In 1998 his Guitar Sonata No. 1 won second prize in the Jaurès Lamarque-Pons International Guitar Competition in Montevideo, Uruguay; Déjá vu received honorable mention the following year in Mexico’s Sinfonica Orchestra Composition Competition; in 1999 he was also elected to membership in the National System of Artists, which led to his being invited to serve as a professor in its Young Artist Program from 2000 to 2004.

Mr. Vázquez joined the faculty of the Universidad Michoacana de San Nicolás de Hidalgo in 2000 as a full-time professor and researcher. He spent his sabbatical term in 2006-07 as a visiting scholar at the Eastman School of Music in Rochester, New York.

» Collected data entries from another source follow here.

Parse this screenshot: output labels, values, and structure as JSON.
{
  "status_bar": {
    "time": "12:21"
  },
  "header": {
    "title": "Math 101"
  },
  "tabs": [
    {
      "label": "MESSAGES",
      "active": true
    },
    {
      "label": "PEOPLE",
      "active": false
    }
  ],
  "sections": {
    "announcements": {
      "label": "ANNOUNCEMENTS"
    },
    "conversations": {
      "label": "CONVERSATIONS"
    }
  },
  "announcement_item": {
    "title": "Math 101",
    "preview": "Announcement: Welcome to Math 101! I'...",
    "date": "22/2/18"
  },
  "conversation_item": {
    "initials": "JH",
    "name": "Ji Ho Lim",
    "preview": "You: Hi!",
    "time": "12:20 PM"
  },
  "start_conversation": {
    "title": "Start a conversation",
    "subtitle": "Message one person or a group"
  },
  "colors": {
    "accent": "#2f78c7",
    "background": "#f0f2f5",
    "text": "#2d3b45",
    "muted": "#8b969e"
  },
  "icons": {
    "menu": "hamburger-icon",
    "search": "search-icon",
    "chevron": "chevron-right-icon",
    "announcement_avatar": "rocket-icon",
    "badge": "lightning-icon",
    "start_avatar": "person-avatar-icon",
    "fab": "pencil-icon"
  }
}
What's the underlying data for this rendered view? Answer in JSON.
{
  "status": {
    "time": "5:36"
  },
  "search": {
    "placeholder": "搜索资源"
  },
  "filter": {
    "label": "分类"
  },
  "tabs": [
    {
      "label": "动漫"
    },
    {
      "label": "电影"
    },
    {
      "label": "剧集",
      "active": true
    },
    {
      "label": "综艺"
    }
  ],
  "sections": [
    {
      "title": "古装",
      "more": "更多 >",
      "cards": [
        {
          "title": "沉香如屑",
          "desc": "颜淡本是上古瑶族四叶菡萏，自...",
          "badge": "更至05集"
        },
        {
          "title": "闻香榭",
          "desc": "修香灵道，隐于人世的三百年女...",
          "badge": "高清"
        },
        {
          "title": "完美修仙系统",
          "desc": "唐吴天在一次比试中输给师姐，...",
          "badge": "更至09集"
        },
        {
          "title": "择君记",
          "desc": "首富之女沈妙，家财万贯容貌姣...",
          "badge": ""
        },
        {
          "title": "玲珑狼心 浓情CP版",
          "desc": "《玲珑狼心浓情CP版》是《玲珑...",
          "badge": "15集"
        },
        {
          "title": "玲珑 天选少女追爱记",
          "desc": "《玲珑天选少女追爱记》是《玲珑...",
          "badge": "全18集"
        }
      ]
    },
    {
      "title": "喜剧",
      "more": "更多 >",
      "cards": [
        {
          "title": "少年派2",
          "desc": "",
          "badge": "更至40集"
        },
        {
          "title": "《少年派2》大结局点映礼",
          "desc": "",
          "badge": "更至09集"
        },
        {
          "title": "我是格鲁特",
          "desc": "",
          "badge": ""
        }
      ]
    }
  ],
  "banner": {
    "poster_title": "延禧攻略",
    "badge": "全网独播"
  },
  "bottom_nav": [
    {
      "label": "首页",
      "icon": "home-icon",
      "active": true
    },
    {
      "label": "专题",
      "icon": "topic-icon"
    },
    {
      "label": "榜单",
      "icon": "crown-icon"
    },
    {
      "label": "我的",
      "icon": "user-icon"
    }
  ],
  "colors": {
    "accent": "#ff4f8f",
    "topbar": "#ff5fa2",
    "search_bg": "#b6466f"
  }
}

There his dual career as author and composer continued, as he completed his six-piece chamber music cycle entitled Bestiary and his book on the work of Mexican composer Mario Lavista.

The music of Hebert Vázquez has been featured at many international festivals—in Germany, chile, Italy, Cuba, Canada, Uruguay, Spain, and, of course, Mexico—and performed by such noted groups as the New Juilliard ensemble, the Arditti String Quartet, the Nomad Ensemble of Japan, the UNAM Philharmonic Orchestra, and the Carnegie Mello Philharmonic Orchestra.

Among his most significant compositions are El jardín del pasaje púrpura, for flute and guitar (1995); Music for Two Mega-Instruments and Chamber Ensemble (1997-98); String Quartet (1999); Bestiary: Jabberwock, for flute/alto flute, bass clarinet, and piano (2003); and Pedacería fantástica, for guitar and chamber ensemble (2006). During his Guggenheim Fellowship term, he composed a Concerto for Guitar and Chamber Ensemble, for the Nomad Ensemble.